Distribution channels:
Mutual funds posses a very strong distribution channel so that the ultimate customers doesnt face any difficulty in the final procurement. The various parties involved in distribution of mutual funds are:

1. Direct marketing by the AMCs: the forms could be obtained from the AMCs
directly. The investors can approach to the AMCs for the forms. some of the top AMCs of India are; Reliance ,Birla Sunlife, Tata, SBI magnum, Kotak Mahindra, HDFC, Sundaram, ICICI, Mirae Assets, Canara Robeco, Lotus India, LIC, UTI etc. whereas foreign AMCs include: Standard Chartered, Franklin Templeton, Fidelity, JP Morgan, HSBC, DSP Merill Lynch, etc.

2. Broker/ sub broker arrangements: the AMCs can simultaneously go for


broker/sub-broker to popularize their funds.
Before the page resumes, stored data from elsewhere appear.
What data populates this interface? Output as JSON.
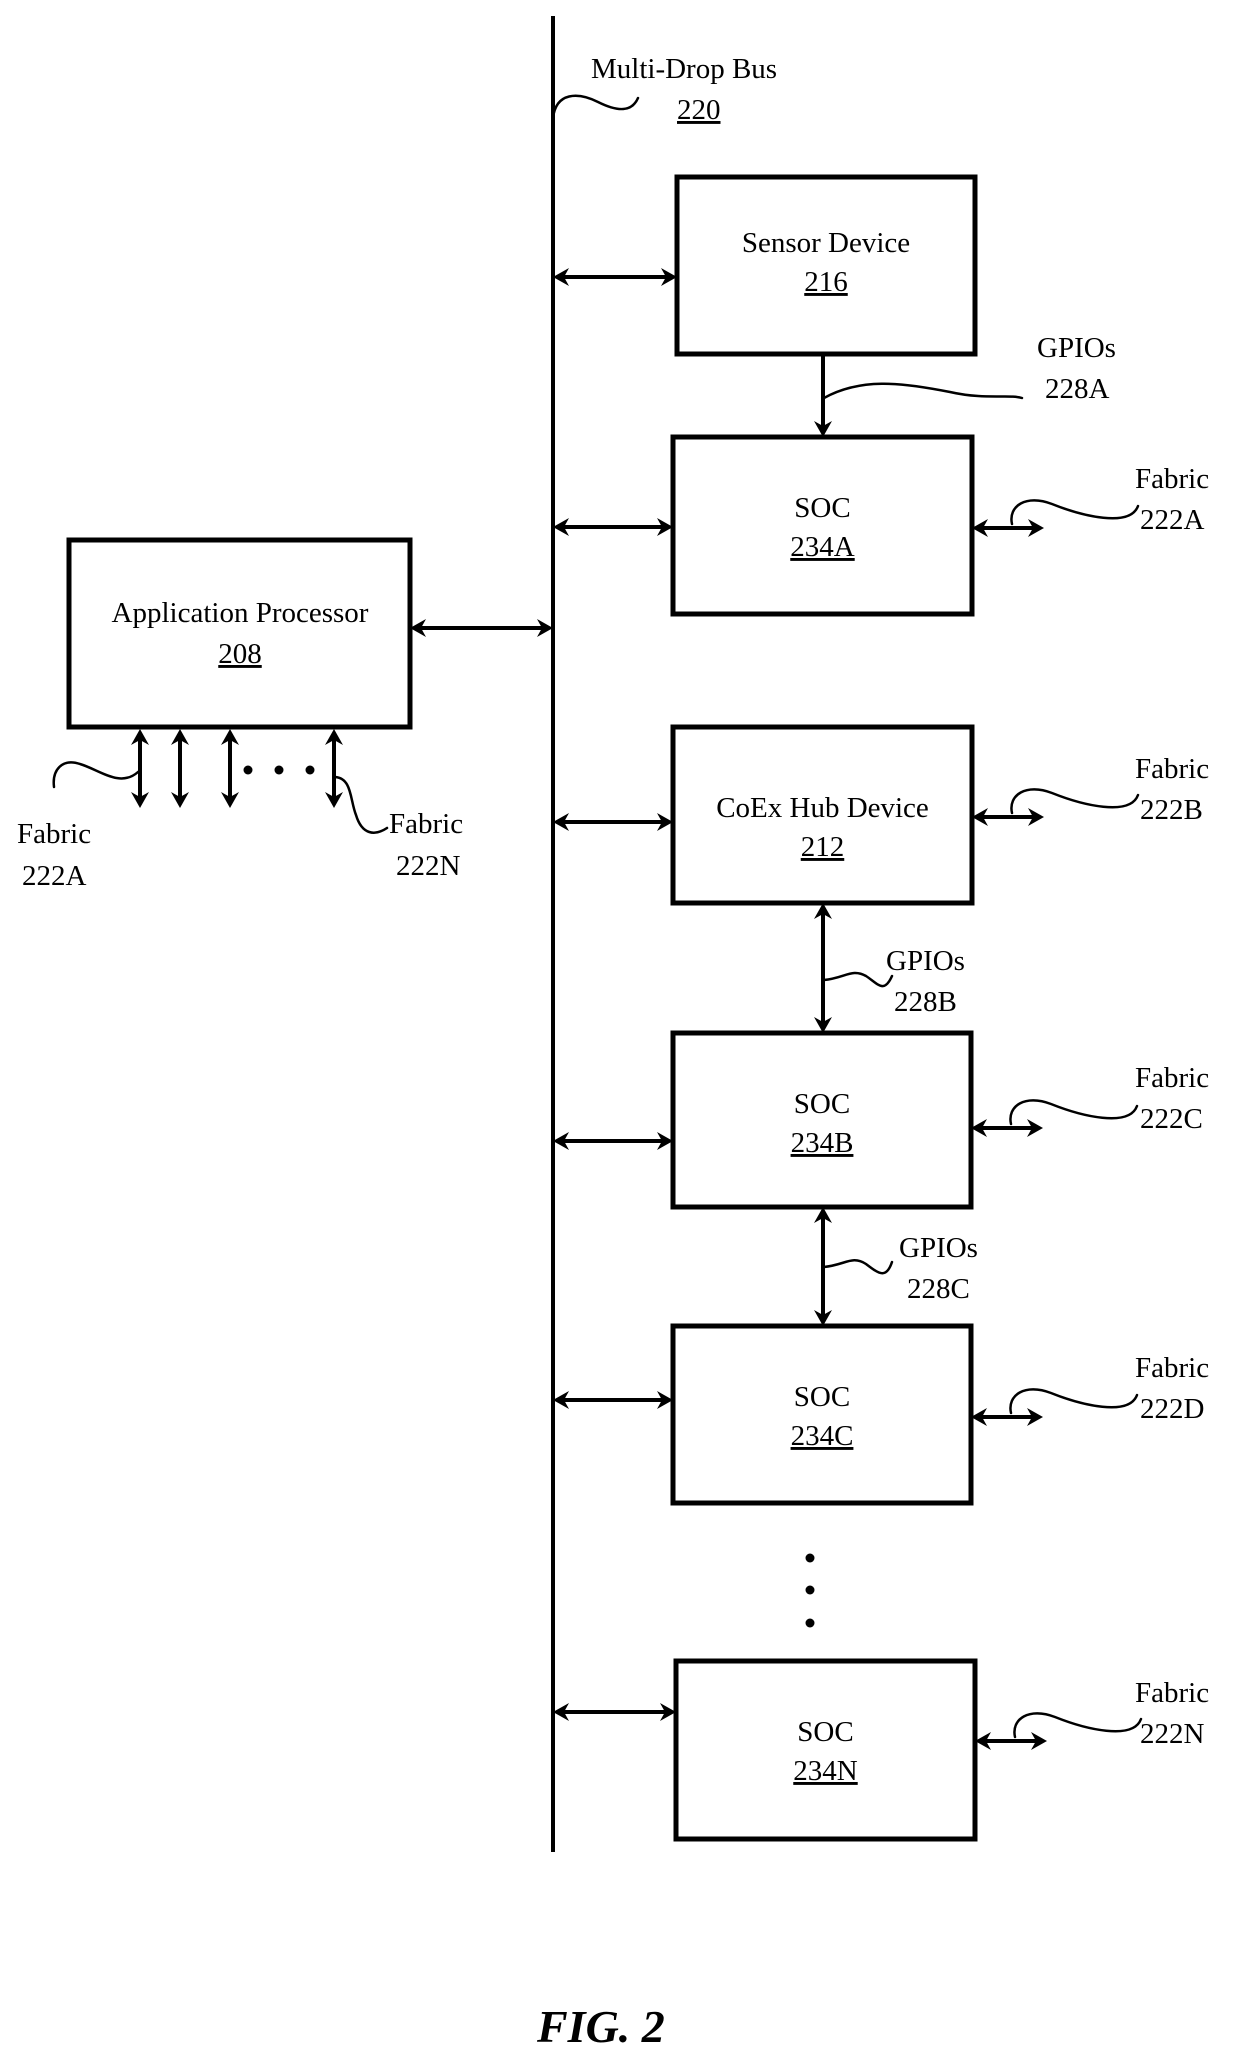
{
  "figure": {
    "caption": "FIG. 2"
  },
  "bus": {
    "name": "Multi-Drop Bus",
    "ref": "220"
  },
  "application_processor": {
    "name": "Application Processor",
    "ref": "208",
    "fabric_first": {
      "label": "Fabric",
      "ref": "222A"
    },
    "fabric_last": {
      "label": "Fabric",
      "ref": "222N"
    }
  },
  "devices": [
    {
      "id": "sensor",
      "name": "Sensor Device",
      "ref": "216"
    },
    {
      "id": "soc-a",
      "name": "SOC",
      "ref": "234A",
      "fabric": {
        "label": "Fabric",
        "ref": "222A"
      }
    },
    {
      "id": "coex",
      "name": "CoEx Hub Device",
      "ref": "212",
      "fabric": {
        "label": "Fabric",
        "ref": "222B"
      }
    },
    {
      "id": "soc-b",
      "name": "SOC",
      "ref": "234B",
      "fabric": {
        "label": "Fabric",
        "ref": "222C"
      }
    },
    {
      "id": "soc-c",
      "name": "SOC",
      "ref": "234C",
      "fabric": {
        "label": "Fabric",
        "ref": "222D"
      }
    },
    {
      "id": "soc-n",
      "name": "SOC",
      "ref": "234N",
      "fabric": {
        "label": "Fabric",
        "ref": "222N"
      }
    }
  ],
  "gpio_links": [
    {
      "label": "GPIOs",
      "ref": "228A",
      "direction": "one-way"
    },
    {
      "label": "GPIOs",
      "ref": "228B",
      "direction": "two-way"
    },
    {
      "label": "GPIOs",
      "ref": "228C",
      "direction": "two-way"
    }
  ]
}
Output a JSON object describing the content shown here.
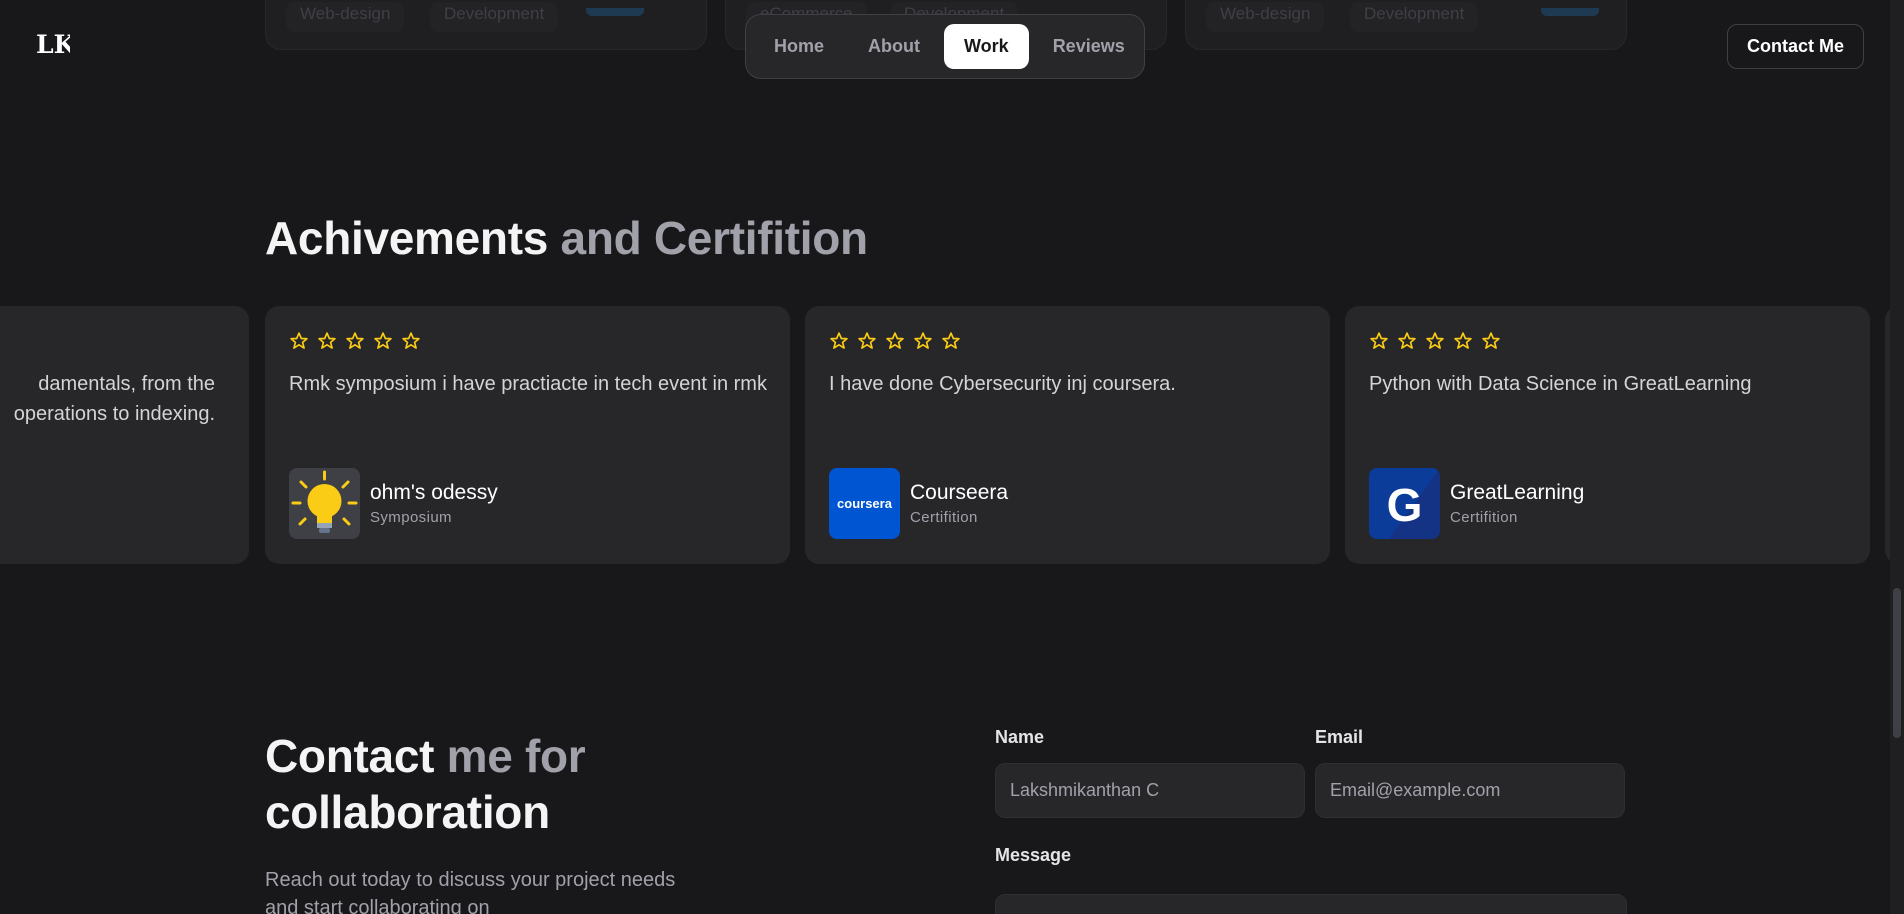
{
  "top_cards": {
    "left_tags": [
      "Web-design",
      "Development"
    ],
    "middle_tags": [
      "eCommerce",
      "Development"
    ],
    "right_tags": [
      "Web-design",
      "Development"
    ]
  },
  "header": {
    "logo_text": "LK",
    "nav": [
      "Home",
      "About",
      "Work",
      "Reviews"
    ],
    "active_nav": "Work",
    "contact_label": "Contact Me"
  },
  "achievements": {
    "title_strong": "Achivements",
    "title_muted": "and Certifition",
    "partial_card_text": [
      "damentals, from the",
      "operations to indexing."
    ],
    "cards": [
      {
        "stars": 5,
        "text": "Rmk symposium i have practiacte in tech event in rmk",
        "org_name": "ohm's odessy",
        "org_type": "Symposium",
        "logo": "lightbulb-icon"
      },
      {
        "stars": 5,
        "text": "I have done Cybersecurity inj coursera.",
        "org_name": "Courseera",
        "org_type": "Certifition",
        "logo_text": "coursera"
      },
      {
        "stars": 5,
        "text": "Python with Data Science in GreatLearning",
        "org_name": "GreatLearning",
        "org_type": "Certifition",
        "logo_text": "G"
      }
    ]
  },
  "contact": {
    "title_strong": "Contact",
    "title_muted": "me for",
    "title_line2": "collaboration",
    "subtitle": "Reach out today to discuss your project needs and start collaborating on",
    "name_label": "Name",
    "name_value": "Lakshmikanthan C",
    "email_label": "Email",
    "email_placeholder": "Email@example.com",
    "message_label": "Message"
  },
  "colors": {
    "background": "#18181b",
    "card": "#27272a",
    "star": "#facc15",
    "coursera_blue": "#0056d2",
    "greatlearning_blue": "#0c3c9a"
  }
}
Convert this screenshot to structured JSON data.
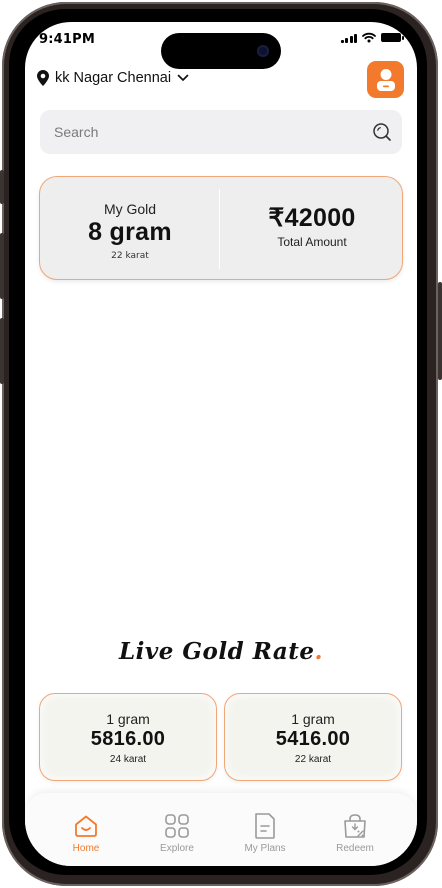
{
  "status_bar": {
    "time": "9:41PM"
  },
  "location": {
    "label": "kk Nagar Chennai"
  },
  "search": {
    "placeholder": "Search"
  },
  "gold_card": {
    "title": "My Gold",
    "weight": "8 gram",
    "karat": "22 karat",
    "amount": "₹42000",
    "amount_label": "Total Amount"
  },
  "live_rate": {
    "title": "Live Gold Rate",
    "dot": ".",
    "cards": [
      {
        "unit": "1 gram",
        "price": "5816.00",
        "karat": "24 karat"
      },
      {
        "unit": "1 gram",
        "price": "5416.00",
        "karat": "22 karat"
      }
    ]
  },
  "nav": {
    "items": [
      {
        "label": "Home",
        "icon": "home-icon",
        "active": true
      },
      {
        "label": "Explore",
        "icon": "grid-icon",
        "active": false
      },
      {
        "label": "My Plans",
        "icon": "document-icon",
        "active": false
      },
      {
        "label": "Redeem",
        "icon": "discount-bag-icon",
        "active": false
      }
    ]
  },
  "colors": {
    "accent": "#f37a2d",
    "card_border": "#f0a777",
    "card_bg": "#eeeeee"
  }
}
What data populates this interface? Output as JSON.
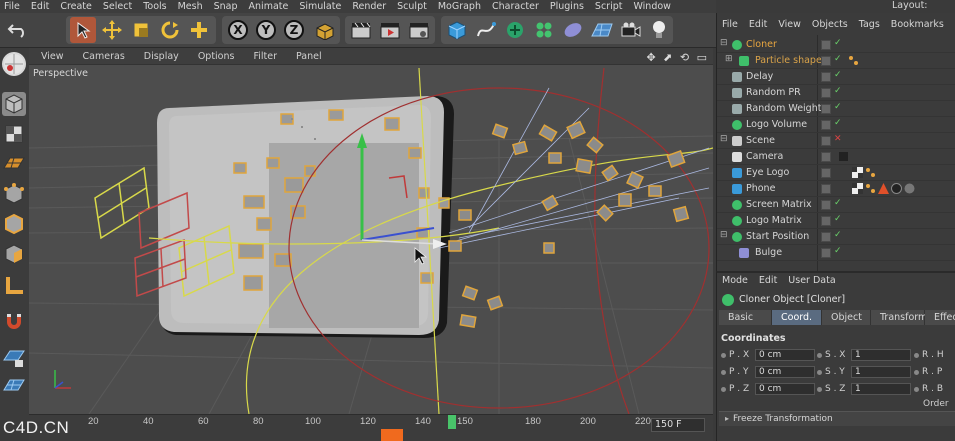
{
  "menu": [
    "File",
    "Edit",
    "Create",
    "Select",
    "Tools",
    "Mesh",
    "Snap",
    "Animate",
    "Simulate",
    "Render",
    "Sculpt",
    "MoGraph",
    "Character",
    "Plugins",
    "Script",
    "Window"
  ],
  "layout_label": "Layout:",
  "toolbar": {
    "axis_x": "X",
    "axis_y": "Y",
    "axis_z": "Z"
  },
  "viewport": {
    "menu": [
      "View",
      "Cameras",
      "Display",
      "Options",
      "Filter",
      "Panel"
    ],
    "camera_label": "Perspective"
  },
  "timeline": {
    "ticks": [
      "20",
      "40",
      "60",
      "80",
      "100",
      "120",
      "140",
      "150",
      "180",
      "200",
      "220"
    ],
    "end_frame": "150 F"
  },
  "watermark": "C4D.CN",
  "object_manager": {
    "menu": [
      "File",
      "Edit",
      "View",
      "Objects",
      "Tags",
      "Bookmarks"
    ],
    "objects": [
      {
        "name": "Cloner",
        "color": "#e8a640"
      },
      {
        "name": "Particle shape",
        "color": "#d9a34a"
      },
      {
        "name": "Delay",
        "color": "#d6d6d6"
      },
      {
        "name": "Random PR",
        "color": "#d6d6d6"
      },
      {
        "name": "Random Weight",
        "color": "#d6d6d6"
      },
      {
        "name": "Logo Volume",
        "color": "#d6d6d6"
      },
      {
        "name": "Scene",
        "color": "#d6d6d6"
      },
      {
        "name": "Camera",
        "color": "#d6d6d6"
      },
      {
        "name": "Eye Logo",
        "color": "#d6d6d6"
      },
      {
        "name": "Phone",
        "color": "#d6d6d6"
      },
      {
        "name": "Screen Matrix",
        "color": "#d6d6d6"
      },
      {
        "name": "Logo Matrix",
        "color": "#d6d6d6"
      },
      {
        "name": "Start Position",
        "color": "#d6d6d6"
      },
      {
        "name": "Bulge",
        "color": "#d6d6d6"
      }
    ]
  },
  "attribute_manager": {
    "menu": [
      "Mode",
      "Edit",
      "User Data"
    ],
    "title": "Cloner Object [Cloner]",
    "tabs": [
      "Basic",
      "Coord.",
      "Object",
      "Transform",
      "Effecto"
    ],
    "section": "Coordinates",
    "fields": [
      {
        "label": "P . X",
        "value": "0 cm",
        "slabel": "S . X",
        "svalue": "1",
        "rlabel": "R . H"
      },
      {
        "label": "P . Y",
        "value": "0 cm",
        "slabel": "S . Y",
        "svalue": "1",
        "rlabel": "R . P"
      },
      {
        "label": "P . Z",
        "value": "0 cm",
        "slabel": "S . Z",
        "svalue": "1",
        "rlabel": "R . B"
      }
    ],
    "order_label": "Order",
    "freeze_label": "Freeze Transformation"
  }
}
AMCs can enjoy the advantage of large network of these brokers and sub brokers.eg: KARVY being the top financial intermediary of India has the greatest network. So the AMCs dealing through KARVY has access to most of the investors.

3. Individual agents, Banks, NBFC: investors can procure the funds through
individual agents, independent brokers, banks and several non- banking financial corporations too, whichever he finds convenient for him.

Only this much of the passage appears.